CyExpDB serves as a centralized expression resource integrating transcriptome-level gene expression data from five major Cyprinidae species—Cyprinus carpio, Carassius gibelio, Carassius auratus, Labeo rohita, and Ctenopharyngodon idella. It enables comprehensive comparative transcriptomic analyses by providing curated RNA-seq datasets, normalized expression matrices, and tissue-specific gene profiles across diverse biological contexts.
The database encompasses 1,582 RNA-seq samples collected from 190 publicly available BioProjects, representing 107 distinct tissues and developmental stages. To ensure high data quality, raw reads were processed through a standardized pipeline: quality assessment with FastQC, adapter and low-quality read trimming using Trimmomatic, alignment to species-specific reference genomes via HISAT2, and transcript assembly and quantification using StringTie.
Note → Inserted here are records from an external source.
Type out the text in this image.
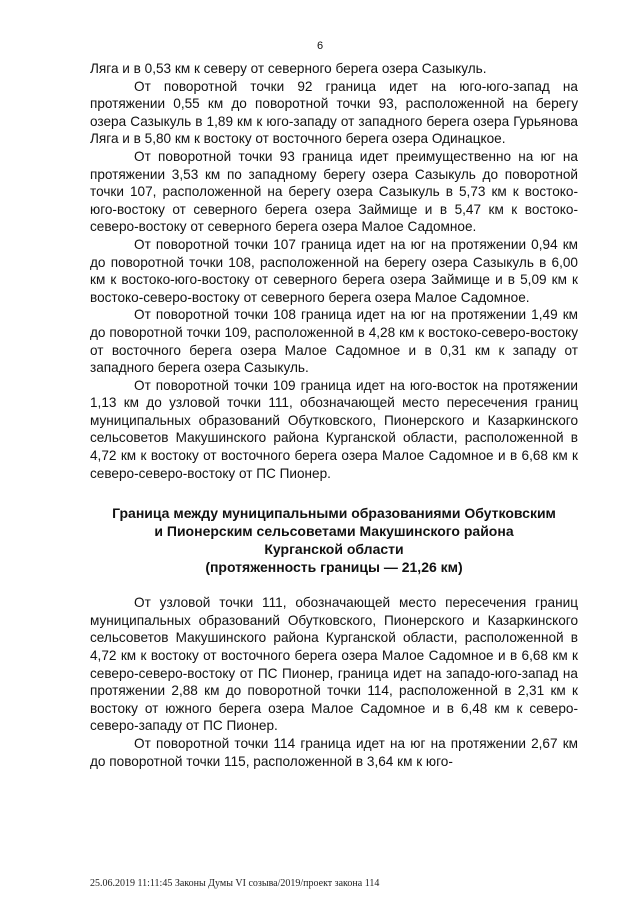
6

Ляга и в 0,53 км к северу от северного берега озера Сазыкуль.

От поворотной точки 92 граница идет на юго-юго-запад на протяжении 0,55 км до поворотной точки 93, расположенной на берегу озера Сазыкуль в 1,89 км к юго-западу от западного берега озера Гурьянова Ляга и в 5,80 км к востоку от восточного берега озера Одинацкое.

От поворотной точки 93 граница идет преимущественно на юг на протяжении 3,53 км по западному берегу озера Сазыкуль до поворотной точки 107, расположенной на берегу озера Сазыкуль в 5,73 км к востоко-юго-востоку от северного берега озера Займище и в 5,47 км к востоко-северо-востоку от северного берега озера Малое Садомное.

От поворотной точки 107 граница идет на юг на протяжении 0,94 км до поворотной точки 108, расположенной на берегу озера Сазыкуль в 6,00 км к востоко-юго-востоку от северного берега озера Займище и в 5,09 км к востоко-северо-востоку от северного берега озера Малое Садомное.

От поворотной точки 108 граница идет на юг на протяжении 1,49 км до поворотной точки 109, расположенной в 4,28 км к востоко-северо-востоку от восточного берега озера Малое Садомное и в 0,31 км к западу от западного берега озера Сазыкуль.

От поворотной точки 109 граница идет на юго-восток на протяжении 1,13 км до узловой точки 111, обозначающей место пересечения границ муниципальных образований Обутковского, Пионерского и Казаркинского сельсоветов Макушинского района Курганской области, расположенной в 4,72 км к востоку от восточного берега озера Малое Садомное и в 6,68 км к северо-северо-востоку от ПС Пионер.

Граница между муниципальными образованиями Обутковским
и Пионерским сельсоветами Макушинского района
Курганской области
(протяженность границы — 21,26 км)

От узловой точки 111, обозначающей место пересечения границ муниципальных образований Обутковского, Пионерского и Казаркинского сельсоветов Макушинского района Курганской области, расположенной в 4,72 км к востоку от восточного берега озера Малое Садомное и в 6,68 км к северо-северо-востоку от ПС Пионер, граница идет на западо-юго-запад на протяжении 2,88 км до поворотной точки 114, расположенной в 2,31 км к востоку от южного берега озера Малое Садомное и в 6,48 км к северо-северо-западу от ПС Пионер.

От поворотной точки 114 граница идет на юг на протяжении 2,67 км до поворотной точки 115, расположенной в 3,64 км к юго-

25.06.2019 11:11:45 Законы Думы VI созыва/2019/проект закона 114
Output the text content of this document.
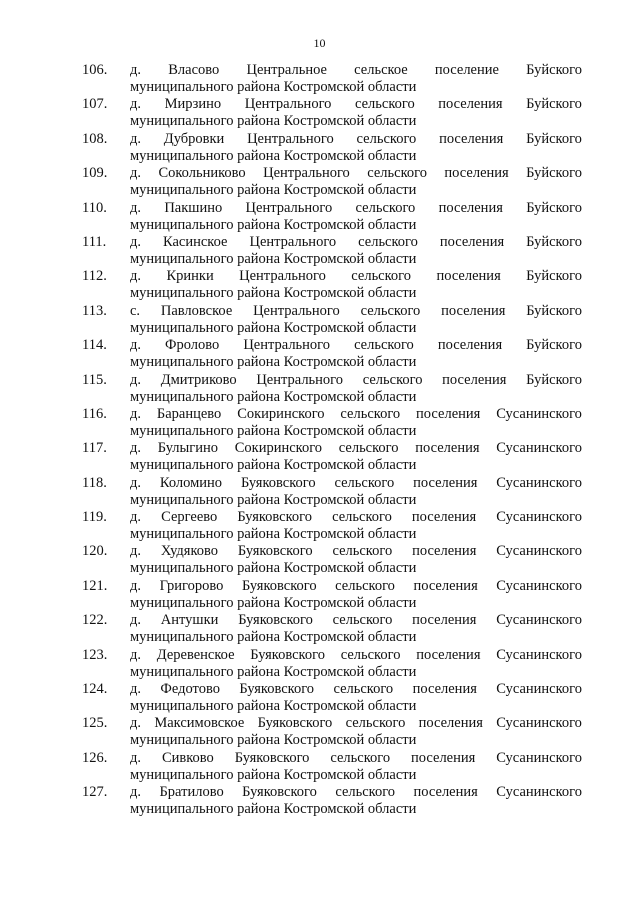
10
106.	д. Власово Центральное сельское поселение Буйского
муниципального района Костромской области
107.	д. Мирзино Центрального сельского поселения Буйского
муниципального района Костромской области
108.	д. Дубровки Центрального сельского поселения Буйского
муниципального района Костромской области
109.	д. Сокольниково Центрального сельского поселения Буйского
муниципального района Костромской области
110.	д. Пакшино Центрального сельского поселения Буйского
муниципального района Костромской области
111.	д. Касинское Центрального сельского поселения Буйского
муниципального района Костромской области
112.	д. Кринки Центрального сельского поселения Буйского
муниципального района Костромской области
113.	с. Павловское Центрального сельского поселения Буйского
муниципального района Костромской области
114.	д. Фролово Центрального сельского поселения Буйского
муниципального района Костромской области
115.	д. Дмитриково Центрального сельского поселения Буйского
муниципального района Костромской области
116.	д. Баранцево Сокиринского сельского поселения Сусанинского
муниципального района Костромской области
117.	д. Булыгино Сокиринского сельского поселения Сусанинского
муниципального района Костромской области
118.	д. Коломино Буяковского сельского поселения Сусанинского
муниципального района Костромской области
119.	д. Сергеево Буяковского сельского поселения Сусанинского
муниципального района Костромской области
120.	д. Худяково Буяковского сельского поселения Сусанинского
муниципального района Костромской области
121.	д. Григорово Буяковского сельского поселения Сусанинского
муниципального района Костромской области
122.	д. Антушки Буяковского сельского поселения Сусанинского
муниципального района Костромской области
123.	д. Деревенское Буяковского сельского поселения Сусанинского
муниципального района Костромской области
124.	д. Федотово Буяковского сельского поселения Сусанинского
муниципального района Костромской области
125.	д. Максимовское Буяковского сельского поселения Сусанинского
муниципального района Костромской области
126.	д. Сивково Буяковского сельского поселения Сусанинского
муниципального района Костромской области
127.	д. Братилово Буяковского сельского поселения Сусанинского
муниципального района Костромской области
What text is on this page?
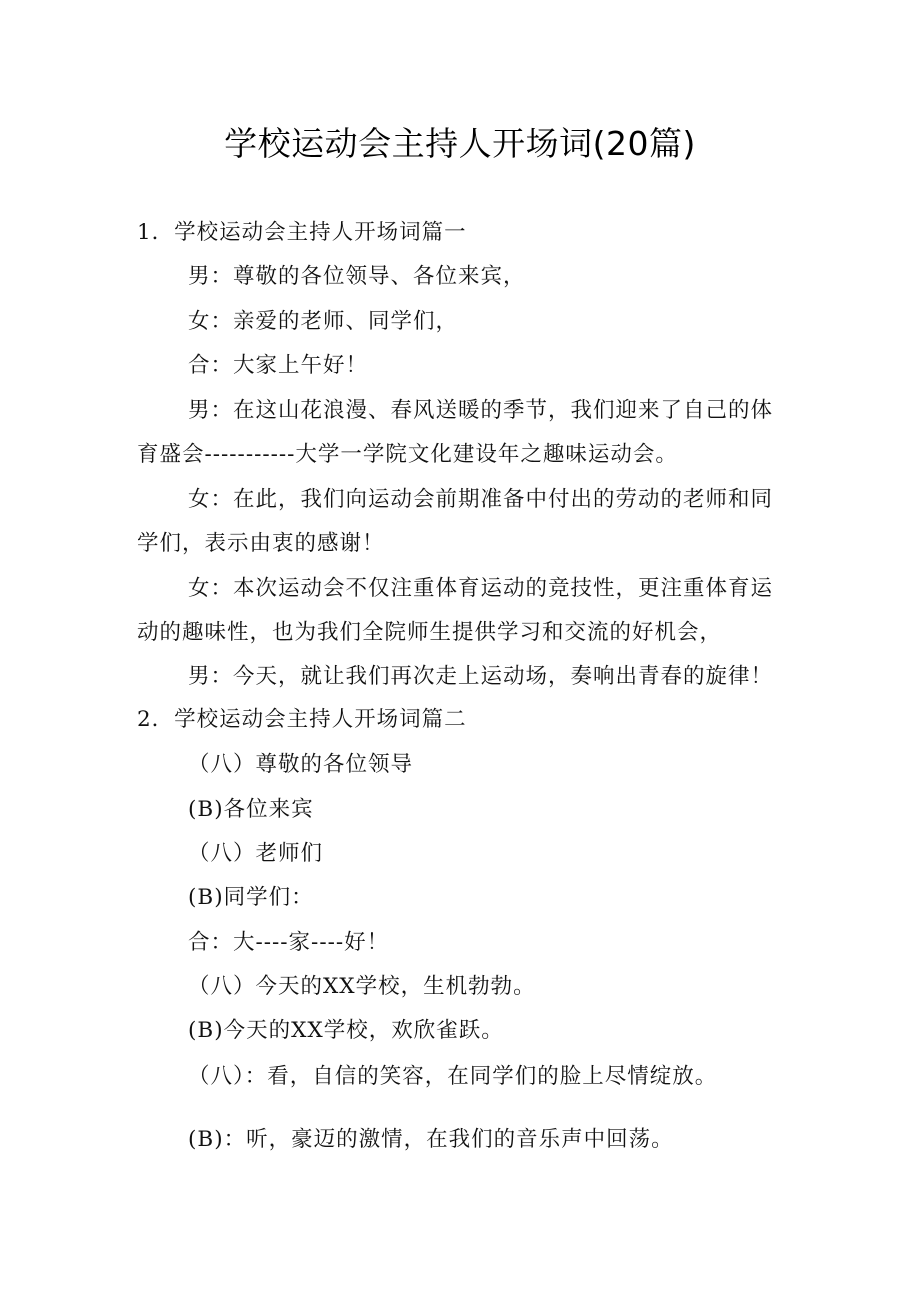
学校运动会主持人开场词(20篇)
1．学校运动会主持人开场词篇一
男：尊敬的各位领导、各位来宾，
女：亲爱的老师、同学们，
合：大家上午好！
男：在这山花浪漫、春风送暖的季节，我们迎来了自己的体
育盛会-----------大学一学院文化建设年之趣味运动会。
女：在此，我们向运动会前期准备中付出的劳动的老师和同
学们，表示由衷的感谢！
女：本次运动会不仅注重体育运动的竞技性，更注重体育运
动的趣味性，也为我们全院师生提供学习和交流的好机会，
男：今天，就让我们再次走上运动场，奏响出青春的旋律！
2．学校运动会主持人开场词篇二
（八）尊敬的各位领导
(B)各位来宾
（八）老师们
(B)同学们：
合：大----家----好！
（八）今天的XX学校，生机勃勃。
(B)今天的XX学校，欢欣雀跃。
（八）：看，自信的笑容，在同学们的脸上尽情绽放。
(B)：听，豪迈的激情，在我们的音乐声中回荡。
To distinguish coding and non-coding transcripts, CPC2 was employed for coding potential estimation. Tissue specificity was quantified using the τ (tau) index, allowing classification of genes into absolute, highly specific, intermediate, and broadly expressed categories.
Functional annotation was performed using Blast2GO and KEGG pathway mapping, facilitating exploration of the biological relevance of tissue-enriched genes. Together, these analyses provide an integrated framework for understanding gene expression diversity, tissue specialization, and evolutionary conservation within the Cyprinidae family.
CyExpDB is designed to support functional genomics, molecular breeding, and evolutionary studies within Cyprinidae, providing a valuable framework for downstream research in fish biology. The intuitive web interface ensures that users can easily browse, search, and download data for further analysis.